Why Choose Appraisal Economics for Cost Segregation

Appraisal Economics offers valuation services that span the full range of business and asset appraisal disciplines, including cost segregation, fairness and solvency opinions, power plant appraisals, ASC 805 purchase price allocations, and intangible asset valuations

Our cost segregation practice draws on a team of engineers, CPAs, and appraisal professionals with direct experience in construction cost analysis and IRS compliance. Every study is prepared in accordance with the IRS Cost Segregation Audit Technique Guide and supported by the documentation standards the IRS expects in a quality report.

To discuss a cost segregation engagement, Contact Us for a no-cost proposal.

Frequently Asked Questions About Cost Segregation

What is the difference between cost segregation and standard depreciation?

Under standard MACRS depreciation, most of a building’s cost is assigned to the real property asset class and depreciated over 27.5 years for residential rental property or 39 years for nonresidential real property. Cost segregation identifies components within the building that qualify for shorter recovery periods of 5, 7, or 15 years under MACRS. By reclassifying these components, the taxpayer accelerates depreciation deductions, generating larger deductions in the early years rather than spreading them evenly over 27.5 or 39 years.

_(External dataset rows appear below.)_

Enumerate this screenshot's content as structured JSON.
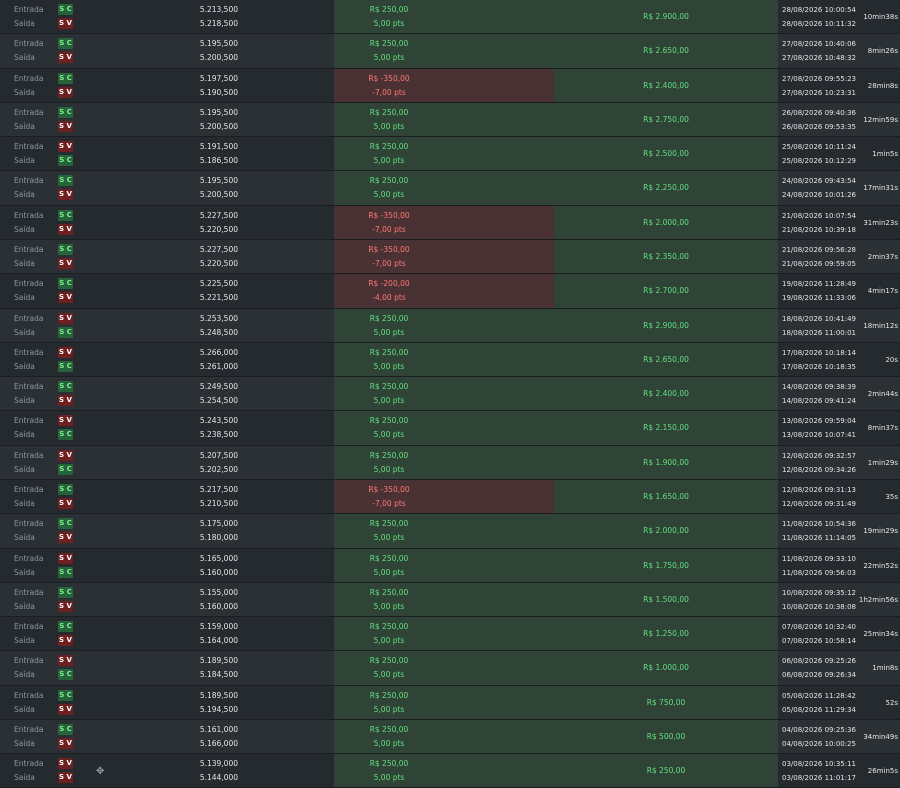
{
  "labels": {
    "entry": "Entrada",
    "exit": "Saída"
  },
  "trades": [
    {
      "o": "win",
      "e_side": "S C",
      "x_side": "S V",
      "e_price": "5.213,500",
      "x_price": "5.218,500",
      "result": "R$ 250,00",
      "points": "5,00 pts",
      "account": "R$ 2.900,00",
      "e_time": "28/08/2026 10:00:54",
      "x_time": "28/08/2026 10:11:32",
      "duration": "10min38s"
    },
    {
      "o": "win",
      "e_side": "S C",
      "x_side": "S V",
      "e_price": "5.195,500",
      "x_price": "5.200,500",
      "result": "R$ 250,00",
      "points": "5,00 pts",
      "account": "R$ 2.650,00",
      "e_time": "27/08/2026 10:40:06",
      "x_time": "27/08/2026 10:48:32",
      "duration": "8min26s"
    },
    {
      "o": "loss",
      "e_side": "S C",
      "x_side": "S V",
      "e_price": "5.197,500",
      "x_price": "5.190,500",
      "result": "R$ -350,00",
      "points": "-7,00 pts",
      "account": "R$ 2.400,00",
      "e_time": "27/08/2026 09:55:23",
      "x_time": "27/08/2026 10:23:31",
      "duration": "28min8s"
    },
    {
      "o": "win",
      "e_side": "S C",
      "x_side": "S V",
      "e_price": "5.195,500",
      "x_price": "5.200,500",
      "result": "R$ 250,00",
      "points": "5,00 pts",
      "account": "R$ 2.750,00",
      "e_time": "26/08/2026 09:40:36",
      "x_time": "26/08/2026 09:53:35",
      "duration": "12min59s"
    },
    {
      "o": "win",
      "e_side": "S V",
      "x_side": "S C",
      "e_price": "5.191,500",
      "x_price": "5.186,500",
      "result": "R$ 250,00",
      "points": "5,00 pts",
      "account": "R$ 2.500,00",
      "e_time": "25/08/2026 10:11:24",
      "x_time": "25/08/2026 10:12:29",
      "duration": "1min5s"
    },
    {
      "o": "win",
      "e_side": "S C",
      "x_side": "S V",
      "e_price": "5.195,500",
      "x_price": "5.200,500",
      "result": "R$ 250,00",
      "points": "5,00 pts",
      "account": "R$ 2.250,00",
      "e_time": "24/08/2026 09:43:54",
      "x_time": "24/08/2026 10:01:26",
      "duration": "17min31s"
    },
    {
      "o": "loss",
      "e_side": "S C",
      "x_side": "S V",
      "e_price": "5.227,500",
      "x_price": "5.220,500",
      "result": "R$ -350,00",
      "points": "-7,00 pts",
      "account": "R$ 2.000,00",
      "e_time": "21/08/2026 10:07:54",
      "x_time": "21/08/2026 10:39:18",
      "duration": "31min23s"
    },
    {
      "o": "loss",
      "e_side": "S C",
      "x_side": "S V",
      "e_price": "5.227,500",
      "x_price": "5.220,500",
      "result": "R$ -350,00",
      "points": "-7,00 pts",
      "account": "R$ 2.350,00",
      "e_time": "21/08/2026 09:56:28",
      "x_time": "21/08/2026 09:59:05",
      "duration": "2min37s"
    },
    {
      "o": "loss",
      "e_side": "S C",
      "x_side": "S V",
      "e_price": "5.225,500",
      "x_price": "5.221,500",
      "result": "R$ -200,00",
      "points": "-4,00 pts",
      "account": "R$ 2.700,00",
      "e_time": "19/08/2026 11:28:49",
      "x_time": "19/08/2026 11:33:06",
      "duration": "4min17s"
    },
    {
      "o": "win",
      "e_side": "S V",
      "x_side": "S C",
      "e_price": "5.253,500",
      "x_price": "5.248,500",
      "result": "R$ 250,00",
      "points": "5,00 pts",
      "account": "R$ 2.900,00",
      "e_time": "18/08/2026 10:41:49",
      "x_time": "18/08/2026 11:00:01",
      "duration": "18min12s"
    },
    {
      "o": "win",
      "e_side": "S V",
      "x_side": "S C",
      "e_price": "5.266,000",
      "x_price": "5.261,000",
      "result": "R$ 250,00",
      "points": "5,00 pts",
      "account": "R$ 2.650,00",
      "e_time": "17/08/2026 10:18:14",
      "x_time": "17/08/2026 10:18:35",
      "duration": "20s"
    },
    {
      "o": "win",
      "e_side": "S C",
      "x_side": "S V",
      "e_price": "5.249,500",
      "x_price": "5.254,500",
      "result": "R$ 250,00",
      "points": "5,00 pts",
      "account": "R$ 2.400,00",
      "e_time": "14/08/2026 09:38:39",
      "x_time": "14/08/2026 09:41:24",
      "duration": "2min44s"
    },
    {
      "o": "win",
      "e_side": "S V",
      "x_side": "S C",
      "e_price": "5.243,500",
      "x_price": "5.238,500",
      "result": "R$ 250,00",
      "points": "5,00 pts",
      "account": "R$ 2.150,00",
      "e_time": "13/08/2026 09:59:04",
      "x_time": "13/08/2026 10:07:41",
      "duration": "8min37s"
    },
    {
      "o": "win",
      "e_side": "S V",
      "x_side": "S C",
      "e_price": "5.207,500",
      "x_price": "5.202,500",
      "result": "R$ 250,00",
      "points": "5,00 pts",
      "account": "R$ 1.900,00",
      "e_time": "12/08/2026 09:32:57",
      "x_time": "12/08/2026 09:34:26",
      "duration": "1min29s"
    },
    {
      "o": "loss",
      "e_side": "S C",
      "x_side": "S V",
      "e_price": "5.217,500",
      "x_price": "5.210,500",
      "result": "R$ -350,00",
      "points": "-7,00 pts",
      "account": "R$ 1.650,00",
      "e_time": "12/08/2026 09:31:13",
      "x_time": "12/08/2026 09:31:49",
      "duration": "35s"
    },
    {
      "o": "win",
      "e_side": "S C",
      "x_side": "S V",
      "e_price": "5.175,000",
      "x_price": "5.180,000",
      "result": "R$ 250,00",
      "points": "5,00 pts",
      "account": "R$ 2.000,00",
      "e_time": "11/08/2026 10:54:36",
      "x_time": "11/08/2026 11:14:05",
      "duration": "19min29s"
    },
    {
      "o": "win",
      "e_side": "S V",
      "x_side": "S C",
      "e_price": "5.165,000",
      "x_price": "5.160,000",
      "result": "R$ 250,00",
      "points": "5,00 pts",
      "account": "R$ 1.750,00",
      "e_time": "11/08/2026 09:33:10",
      "x_time": "11/08/2026 09:56:03",
      "duration": "22min52s"
    },
    {
      "o": "win",
      "e_side": "S C",
      "x_side": "S V",
      "e_price": "5.155,000",
      "x_price": "5.160,000",
      "result": "R$ 250,00",
      "points": "5,00 pts",
      "account": "R$ 1.500,00",
      "e_time": "10/08/2026 09:35:12",
      "x_time": "10/08/2026 10:38:08",
      "duration": "1h2min56s"
    },
    {
      "o": "win",
      "e_side": "S C",
      "x_side": "S V",
      "e_price": "5.159,000",
      "x_price": "5.164,000",
      "result": "R$ 250,00",
      "points": "5,00 pts",
      "account": "R$ 1.250,00",
      "e_time": "07/08/2026 10:32:40",
      "x_time": "07/08/2026 10:58:14",
      "duration": "25min34s"
    },
    {
      "o": "win",
      "e_side": "S V",
      "x_side": "S C",
      "e_price": "5.189,500",
      "x_price": "5.184,500",
      "result": "R$ 250,00",
      "points": "5,00 pts",
      "account": "R$ 1.000,00",
      "e_time": "06/08/2026 09:25:26",
      "x_time": "06/08/2026 09:26:34",
      "duration": "1min8s"
    },
    {
      "o": "win",
      "e_side": "S C",
      "x_side": "S V",
      "e_price": "5.189,500",
      "x_price": "5.194,500",
      "result": "R$ 250,00",
      "points": "5,00 pts",
      "account": "R$ 750,00",
      "e_time": "05/08/2026 11:28:42",
      "x_time": "05/08/2026 11:29:34",
      "duration": "52s"
    },
    {
      "o": "win",
      "e_side": "S C",
      "x_side": "S V",
      "e_price": "5.161,000",
      "x_price": "5.166,000",
      "result": "R$ 250,00",
      "points": "5,00 pts",
      "account": "R$ 500,00",
      "e_time": "04/08/2026 09:25:36",
      "x_time": "04/08/2026 10:00:25",
      "duration": "34min49s"
    },
    {
      "o": "win",
      "e_side": "S V",
      "x_side": "S V",
      "e_price": "5.139,000",
      "x_price": "5.144,000",
      "result": "R$ 250,00",
      "points": "5,00 pts",
      "account": "R$ 250,00",
      "e_time": "03/08/2026 10:35:11",
      "x_time": "03/08/2026 11:01:17",
      "duration": "26min5s"
    }
  ]
}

Does cost segregation increase audit risk?

A well-prepared, engineering-based cost segregation study does not materially increase audit risk. The IRS has published explicit guidance on what constitutes a quality study through its Cost Segregation Audit Technique Guide, and studies that follow this guidance, using actual cost records, qualified engineers, and proper documentation, are designed to withstand examination. The IRS has acknowledged that quality studies greatly expedite the Service’s review, thereby minimizing audit burden on all parties.

Can a cost segregation study be performed on a property already in service?

Yes. The IRS allows look-back studies for properties already placed in service in prior years. Under Revenue Procedure 2023-15, a taxpayer can file Form 3115 to change their accounting method and claim the catch-up depreciation in the current year as a Section 481(a) adjustment, without the need to amend prior returns. This approach is available regardless of how many years ago the property was placed in service.